In Italia abbiamo anche un grande fattore di debolezza, solitamente rimosso e poco considerato, da tutti: siamo pieni di aree industriali in crisi, dismesse e contaminate. È come avere tanti scheletri nascosti in armadi sparsi sul territorio. Le aree industriali, grandi e piccole, hanno spesso inquinato suoli o falde ed ora non ci sono le risorse per risanarle; tanto più se le aree industriali sono in crisi. Un esempio eclatante sono le grandi raffinerie sparse per la Penisola: quelle grosse di valenza nazionale sono tutte molto inquinate ed in crisi, perché il mercato dei prodotti petroliferi non tira più come un tempo, e lo farà sempre meno. Perciò i siti contaminati di importanza nazionale (SIN) presenti attorno a queste grandi raffinerie non vengono bonificati, semplicemente perché mancano le risorse economiche per farlo. Non c’è bisogno di fare nomi; tutte le grandi raffinerie italiane sono in questa situazione e se ne conoscete una allora avete il vostro caso concreto.

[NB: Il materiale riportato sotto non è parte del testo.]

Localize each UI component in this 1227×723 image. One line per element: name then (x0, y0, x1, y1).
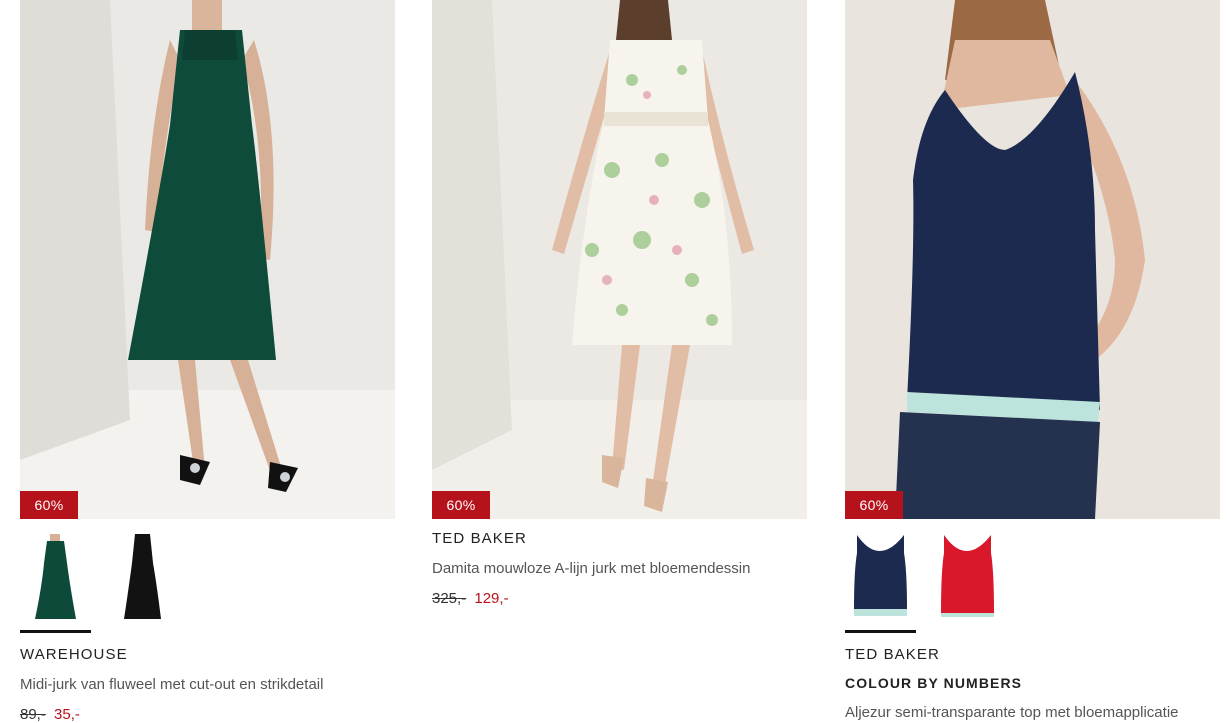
swatch-black[interactable] (107, 531, 178, 626)
model-green-dress-photo (20, 0, 395, 519)
brand-name[interactable]: WAREHOUSE (20, 646, 395, 663)
model-floral-dress-photo (432, 0, 807, 519)
old-price: 89,- (20, 706, 46, 723)
discount-badge: 60% (20, 491, 78, 519)
old-price: 325,- (432, 590, 467, 607)
product-card-warehouse[interactable]: 60% WAREHOUSE Midi-jurk van fluweel met … (20, 0, 395, 723)
price: 89,- 35,- (20, 706, 395, 723)
product-card-ted-baker-top[interactable]: 60% TED BAKER COLOUR BY NUMBERS Aljezur … (845, 0, 1220, 721)
color-swatches (20, 531, 395, 633)
product-image[interactable]: 60% (845, 0, 1220, 519)
red-top-thumbnail (932, 531, 1003, 626)
green-dress-thumbnail (20, 531, 91, 626)
swatch-navy[interactable] (845, 531, 916, 633)
navy-top-thumbnail (845, 531, 916, 626)
product-image[interactable]: 60% (432, 0, 807, 519)
product-image[interactable]: 60% (20, 0, 395, 519)
sale-price: 35,- (54, 706, 80, 723)
color-swatches (845, 531, 1220, 633)
price: 325,- 129,- (432, 590, 807, 607)
sale-price: 129,- (474, 590, 509, 607)
sub-brand-name[interactable]: COLOUR BY NUMBERS (845, 675, 1220, 691)
discount-badge: 60% (432, 491, 490, 519)
brand-name[interactable]: TED BAKER (432, 530, 807, 547)
discount-badge: 60% (845, 491, 903, 519)
product-title[interactable]: Midi-jurk van fluweel met cut-out en str… (20, 676, 395, 693)
model-navy-top-photo (845, 0, 1220, 519)
black-dress-thumbnail (107, 531, 178, 626)
product-title[interactable]: Damita mouwloze A-lijn jurk met bloemend… (432, 560, 807, 577)
product-title[interactable]: Aljezur semi-transparante top met bloema… (845, 704, 1220, 721)
product-card-ted-baker-dress[interactable]: 60% TED BAKER Damita mouwloze A-lijn jur… (432, 0, 807, 607)
swatch-red[interactable] (932, 531, 1003, 626)
swatch-green[interactable] (20, 531, 91, 633)
brand-name[interactable]: TED BAKER (845, 646, 1220, 663)
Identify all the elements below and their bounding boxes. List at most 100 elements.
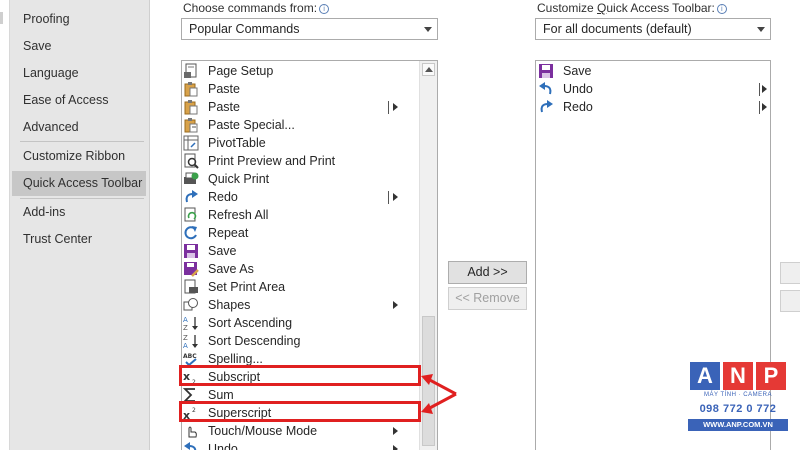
command-item-save-as[interactable]: Save As (182, 260, 419, 278)
options-sidebar: Proofing Save Language Ease of Access Ad… (0, 0, 150, 450)
chevron-right-icon (393, 193, 398, 201)
undo-icon (538, 81, 554, 97)
command-item-label: Paste (208, 82, 240, 96)
move-down-button[interactable] (780, 290, 800, 312)
redo-icon (183, 189, 199, 205)
print-preview-icon (183, 153, 199, 169)
command-item-paste[interactable]: Paste (182, 98, 419, 116)
toolbar-item-undo[interactable]: Undo (536, 80, 772, 98)
undo-icon (183, 441, 199, 450)
choose-commands-value: Popular Commands (189, 22, 300, 36)
split-separator (759, 83, 760, 96)
paste-special-icon (183, 117, 199, 133)
choose-commands-dropdown[interactable]: Popular Commands (181, 18, 438, 40)
chevron-right-icon (393, 103, 398, 111)
customize-qat-dropdown[interactable]: For all documents (default) (535, 18, 771, 40)
svg-text:Z: Z (183, 324, 188, 331)
logo-website: WWW.ANP.COM.VN (688, 419, 788, 431)
command-item-pivottable[interactable]: PivotTable (182, 134, 419, 152)
anp-logo: A N P MÁY TÍNH · CAMERA 098 772 0 772 WW… (688, 362, 788, 442)
command-item-label: Undo (208, 442, 238, 450)
command-item-sort-descending[interactable]: Z A Sort Descending (182, 332, 419, 350)
split-separator (388, 191, 389, 204)
chevron-right-icon (393, 427, 398, 435)
chevron-down-icon[interactable] (752, 19, 770, 39)
move-up-button[interactable] (780, 262, 800, 284)
command-item-touch-mouse-mode[interactable]: Touch/Mouse Mode (182, 422, 419, 440)
shapes-icon (183, 297, 199, 313)
command-item-undo[interactable]: Undo (182, 440, 419, 450)
split-separator (759, 101, 760, 114)
command-item-quick-print[interactable]: Quick Print (182, 170, 419, 188)
paste-icon (183, 81, 199, 97)
command-item-label: Save As (208, 262, 254, 276)
command-item-label: Sort Descending (208, 334, 301, 348)
save-icon (183, 243, 199, 259)
choose-commands-label-text: Choose commands from: (183, 1, 318, 15)
command-item-label: Page Setup (208, 64, 274, 78)
page-setup-icon (183, 63, 199, 79)
command-item-label: Paste (208, 100, 240, 114)
customize-qat-label-post: uick Access Toolbar: (606, 1, 715, 15)
add-button[interactable]: Add >> (448, 261, 527, 284)
sidebar-item-customize-ribbon[interactable]: Customize Ribbon (12, 144, 146, 169)
command-item-paste-special[interactable]: Paste Special... (182, 116, 419, 134)
sort-ascending-icon: AZ (183, 315, 199, 331)
set-print-area-icon (183, 279, 199, 295)
chevron-down-icon[interactable] (419, 19, 437, 39)
command-item-save[interactable]: Save (182, 242, 419, 260)
remove-button[interactable]: << Remove (448, 287, 527, 310)
save-as-icon (183, 261, 199, 277)
sidebar-item-add-ins[interactable]: Add-ins (12, 200, 146, 225)
command-item-redo[interactable]: Redo (182, 188, 419, 206)
sidebar-item-advanced[interactable]: Advanced (12, 115, 146, 140)
chevron-right-icon (393, 445, 398, 450)
toolbar-item-label: Save (563, 64, 592, 78)
chevron-right-icon (393, 301, 398, 309)
svg-text:A: A (183, 316, 188, 324)
sidebar-item-quick-access-toolbar[interactable]: Quick Access Toolbar (12, 171, 146, 196)
refresh-all-icon (183, 207, 199, 223)
sidebar-item-ease-of-access[interactable]: Ease of Access (12, 88, 146, 113)
sidebar-divider (20, 198, 144, 199)
highlight-arrows-icon (421, 374, 457, 414)
toolbar-item-save[interactable]: Save (536, 62, 772, 80)
sidebar-divider (20, 141, 144, 142)
svg-text:Z: Z (183, 334, 188, 342)
command-item-set-print-area[interactable]: Set Print Area (182, 278, 419, 296)
sidebar-item-proofing[interactable]: Proofing (12, 7, 146, 32)
command-item-sort-ascending[interactable]: A Z Sort Ascending (182, 314, 419, 332)
command-item-refresh-all[interactable]: Refresh All (182, 206, 419, 224)
logo-letter-a: A (690, 362, 720, 390)
customize-qat-label-accel: Q (597, 1, 607, 15)
command-item-label: Touch/Mouse Mode (208, 424, 318, 438)
command-item-label: Refresh All (208, 208, 269, 222)
sidebar-item-language[interactable]: Language (12, 61, 146, 86)
command-item-label: PivotTable (208, 136, 266, 150)
sidebar-item-save[interactable]: Save (12, 34, 146, 59)
toolbar-item-label: Undo (563, 82, 593, 96)
sidebar-edge (0, 0, 10, 450)
logo-phone: 098 772 0 772 (699, 403, 777, 415)
logo-tagline: MÁY TÍNH · CAMERA (704, 392, 772, 398)
toolbar-item-redo[interactable]: Redo (536, 98, 772, 116)
command-item-page-setup[interactable]: Page Setup (182, 62, 419, 80)
commands-list[interactable]: Page Setup Paste Paste Paste Special... Pivo… (181, 60, 438, 450)
save-icon (538, 63, 554, 79)
split-separator (388, 101, 389, 114)
logo-letter-n: N (723, 362, 753, 390)
command-item-label: Save (208, 244, 237, 258)
scroll-up-icon[interactable] (422, 63, 435, 76)
command-item-label: Repeat (208, 226, 249, 240)
sidebar-item-trust-center[interactable]: Trust Center (12, 227, 146, 252)
customize-qat-value: For all documents (default) (543, 22, 692, 36)
command-item-label: Sort Ascending (208, 316, 293, 330)
paste-icon (183, 99, 199, 115)
command-item-shapes[interactable]: Shapes (182, 296, 419, 314)
command-item-label: Print Preview and Print (208, 154, 336, 168)
command-item-print-preview-and-print[interactable]: Print Preview and Print (182, 152, 419, 170)
highlight-subscript (179, 365, 421, 386)
command-item-repeat[interactable]: Repeat (182, 224, 419, 242)
quick-print-icon (183, 171, 199, 187)
command-item-paste[interactable]: Paste (182, 80, 419, 98)
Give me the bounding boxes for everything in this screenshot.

In cinese la parola “crisi” è composta di due caratteri, uno significa pericolo e l’altro opportunità. La criticità della transizione energetica e delle zone industriali potrà rappresentare una grande opportunità per il Belpaese se le zone industriali contaminate saranno bonificate per insediarvi nuovi impianti energetici alimentati dalle fonti rinnovabili. In Emilia-Romagna ci hanno già pensato. Nell’ultima seduta di Giunta regionale è stato deciso di sostenere gli impianti che si insedieranno nelle aree industriali dismesse per produrre idrogeno-verde. In particolare tra le aree privilegiate ci sono quelle “collocate in prossimità di poli produttivi importanti e particolarmente energivori, come quelli portuali, della logistica, del chimico-petrolchimico, i distretti ceramici del ceramico, del vetro, del cemento, dell’agro-industria, della meccanica e connesse alla filiera della salute”. In Emilia-Romagna sta crescendo il fermento degli imprenditori e degli amministratori pubblici per cogliere questa opportunità.
Si spera che l’idea della Giunta emiliano-romagnola dilaghi anche nelle altre Regioni e che, magari, arrivi fino al Ministero della Transizione Ecologica. Il Ministro Cingolani deve impegnare velocemente gran parte dei finanziamenti del PNRR, anche questi un’opportunità irripetibile, per cui c’è comunque il rischio di sprechi. Ma ogni esitazione nel sostenere la transizione energetica è ormai insostenibile. Il suo Ministero deve aggiornare subito il vecchio Piano Nazionale Integrato per l’Energia e il Clima (PNIEC), indicando al Belpaese come e dove realizzare i nuovi impianti a fonti energetiche rinnovabili. In questo periodo, con il rincaro-energia e le urgenze di spesa dettate dal PNRR, è preferibile la velocità alla precisione: i rischi di ulteriori ritardi sarebbero di gran lunga superiori a quelli di una strategia energetica imperfetta.